Agree with 1. I'm part of 3. Regarding 2, it does matter for anything that has bits of optimized c code that was only done for x86. I have a lot of Node and Python things that don't run on my M1 natively (they even crash on qemu x86 vms whatever the kind of cpu features I emulate).


Unlikely for now. The ball has just started rolling with the M1.


Possibly on the desktop too... I imagine we'll see many m1 like windows pc options in the near future...


They are coming. Clearly not as impressive as the latest m1 max and pro, but getting there.


Don't forget Ampere's A1 i found them really, really impressive for SAT solving and that you can get them at 1ct/core/hour at Orcale makes them really financially attractive.

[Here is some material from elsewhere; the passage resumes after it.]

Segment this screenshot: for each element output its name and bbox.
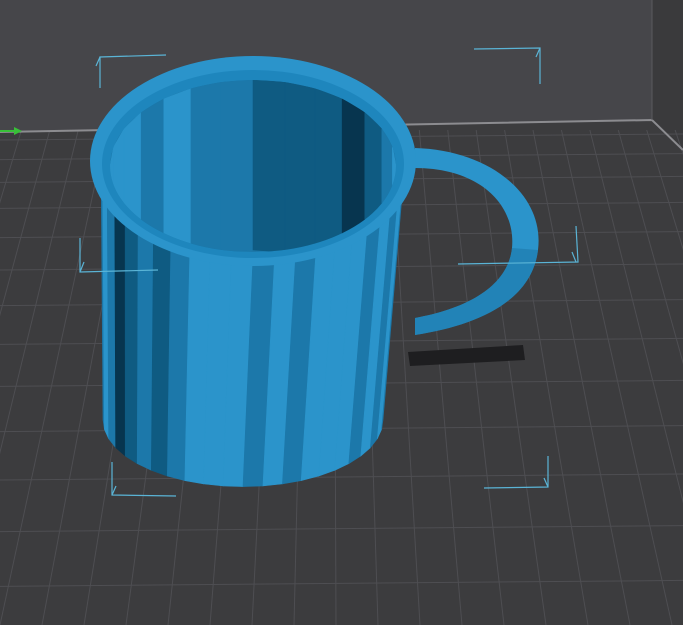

5 or 6 years ago Marc Andreesen was saying this would happen eventually. I was skeptical when I first heard the claim, but it's seeming more and more likely.


I don't understand this at all.

The first and second transcripts seemingly contradict each other. The first one says:

>Cores got so big and complex that it was hard to keep everything utilized.

But then the second one is about how they improved performance by making the cores bigger and more complex. Why is it possible to feed their wide core but not the competition's? Why is it that idle transistors are bad in the competition but Graviton benefits from specialized vector instructions that are only useful in some workloads?

>With Graviton2, one of the things we prioritized was large core local caches. In fact, the core local L1 caches on Graviton2 are twice as large as the current generation x86 processors.

This doesn't make sense. All modern x86 machines have both an L1 and L2 cache that are local to each core, with only the L3 cache being shared. My laptop has a total of 288 kiB of cache dedicated to each core.

The fact that the competition uses 32 kiB L1 caches has nothing to do with a difference in philosophy. Everyone realizes that caching is important and everyone uses the biggest caches they can get away with. The reason x86 designers chose a smaller cache is because, in their designs, increasing the cache size would reduce performance. Large caches are slower than small ones. Increasing the hit rate is not necessarily worth it if it makes every cache access more expensive.

>most workloads could actually run more efficiently if they had more memory bandwidth and lower latency access to memory

In other news, water is wet. Memory has been the bottleneck for as long as I've been alive.